Every SIEM demo looks the same. Clean dashboards. Perfect data. An alert fires, the analyst clicks three times, incident resolved. The sales engineer smiles. Everyone nods.
Then you buy it.
Six months later, half the dashboards are empty because nobody finished the integrations. Alerts fire constantly — mostly noise, occasionally something real, but good luck telling which at 2am. The analyst who sat through the demo has quit. The new hire is staring at a query language nobody bothered to document.
This isn't a bug. This is the product working exactly as designed.
SIEM vendors sell a vision: centralized visibility, automated detection, faster response. What they ship is a platform — an expensive, empty container your team has to fill with data, tune into something useful, and maintain forever. That part wasn't in the demo.
The demo uses perfect data because real data is a mess. Inconsistent log formats. Sources that go silent for weeks. Timestamps in four different time zones. Corner cases you'll only discover in production, long after the contract is signed.
The demo skips training because training is boring. It assumes your team already knows the query language, understands the data model, has time to build detections.
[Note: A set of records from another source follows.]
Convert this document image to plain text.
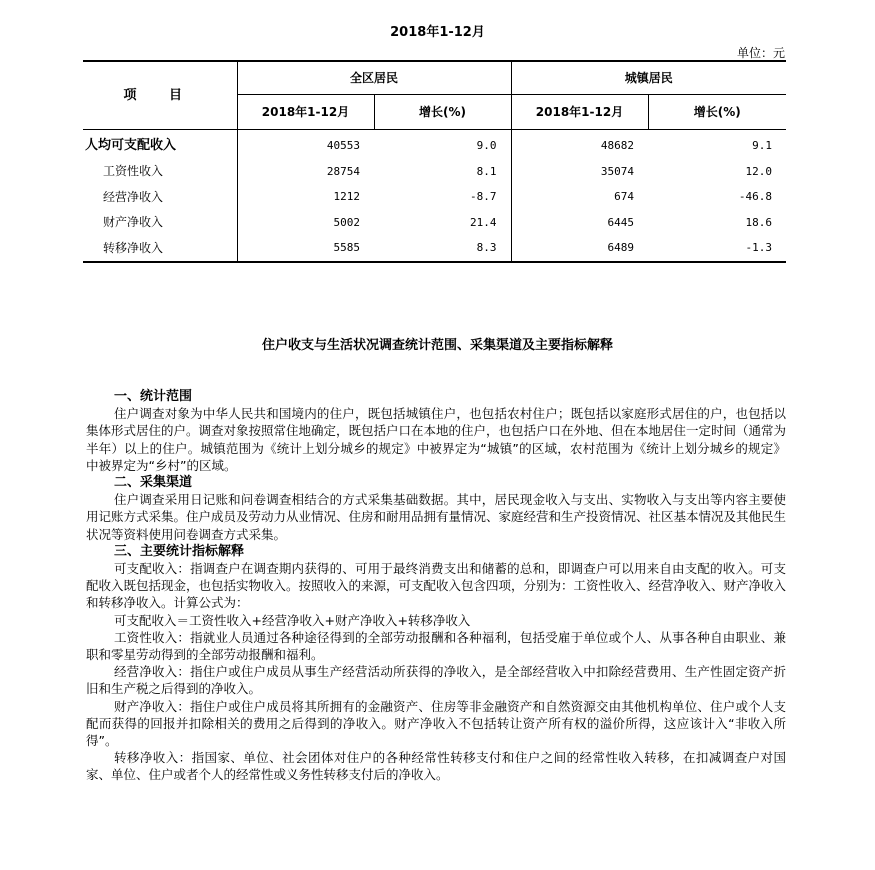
2018年1-12月
单位：元
项 目	全区居民		城镇居民	
	2018年1-12月	增长(%)	2018年1-12月	增长(%)
人均可支配收入	40553	9.0	48682	9.1
工资性收入	28754	8.1	35074	12.0
经营净收入	1212	-8.7	674	-46.8
财产净收入	5002	21.4	6445	18.6
转移净收入	5585	8.3	6489	-1.3
住户收支与生活状况调查统计范围、采集渠道及主要指标解释
一、统计范围

住户调查对象为中华人民共和国境内的住户，既包括城镇住户，也包括农村住户；既包括以家庭形式居住的户，也包括以集体形式居住的户。调查对象按照常住地确定，既包括户口在本地的住户，也包括户口在外地、但在本地居住一定时间（通常为半年）以上的住户。城镇范围为《统计上划分城乡的规定》中被界定为“城镇”的区域，农村范围为《统计上划分城乡的规定》中被界定为“乡村”的区域。

二、采集渠道

住户调查采用日记账和问卷调查相结合的方式采集基础数据。其中，居民现金收入与支出、实物收入与支出等内容主要使用记账方式采集。住户成员及劳动力从业情况、住房和耐用品拥有量情况、家庭经营和生产投资情况、社区基本情况及其他民生状况等资料使用问卷调查方式采集。

三、主要统计指标解释

可支配收入：指调查户在调查期内获得的、可用于最终消费支出和储蓄的总和，即调查户可以用来自由支配的收入。可支配收入既包括现金，也包括实物收入。按照收入的来源，可支配收入包含四项，分别为：工资性收入、经营净收入、财产净收入和转移净收入。计算公式为：

可支配收入＝工资性收入+经营净收入+财产净收入+转移净收入

工资性收入：指就业人员通过各种途径得到的全部劳动报酬和各种福利，包括受雇于单位或个人、从事各种自由职业、兼职和零星劳动得到的全部劳动报酬和福利。

经营净收入：指住户或住户成员从事生产经营活动所获得的净收入，是全部经营收入中扣除经营费用、生产性固定资产折旧和生产税之后得到的净收入。

财产净收入：指住户或住户成员将其所拥有的金融资产、住房等非金融资产和自然资源交由其他机构单位、住户或个人支配而获得的回报并扣除相关的费用之后得到的净收入。财产净收入不包括转让资产所有权的溢价所得，这应该计入“非收入所得”。

转移净收入：指国家、单位、社会团体对住户的各种经常性转移支付和住户之间的经常性收入转移，在扣减调查户对国家、单位、住户或者个人的经常性或义务性转移支付后的净收入。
In reality, they're bolting this onto their actual jobs with no documentation and a Slack channel that goes quiet after week two.
A SIEM isn't a product. It's a project. A multi-year, resource-hungry project that needs dedicated people, constant tuning, and a level of organizational patience most security teams just don't have.
The gap between the demo and reality isn't an implementation failure. It's a honesty failure — about what these tools actually take and what most teams can actually give.
If you've been through this cycle, I'd like to hear how it went. Especially the parts that weren't in the demo.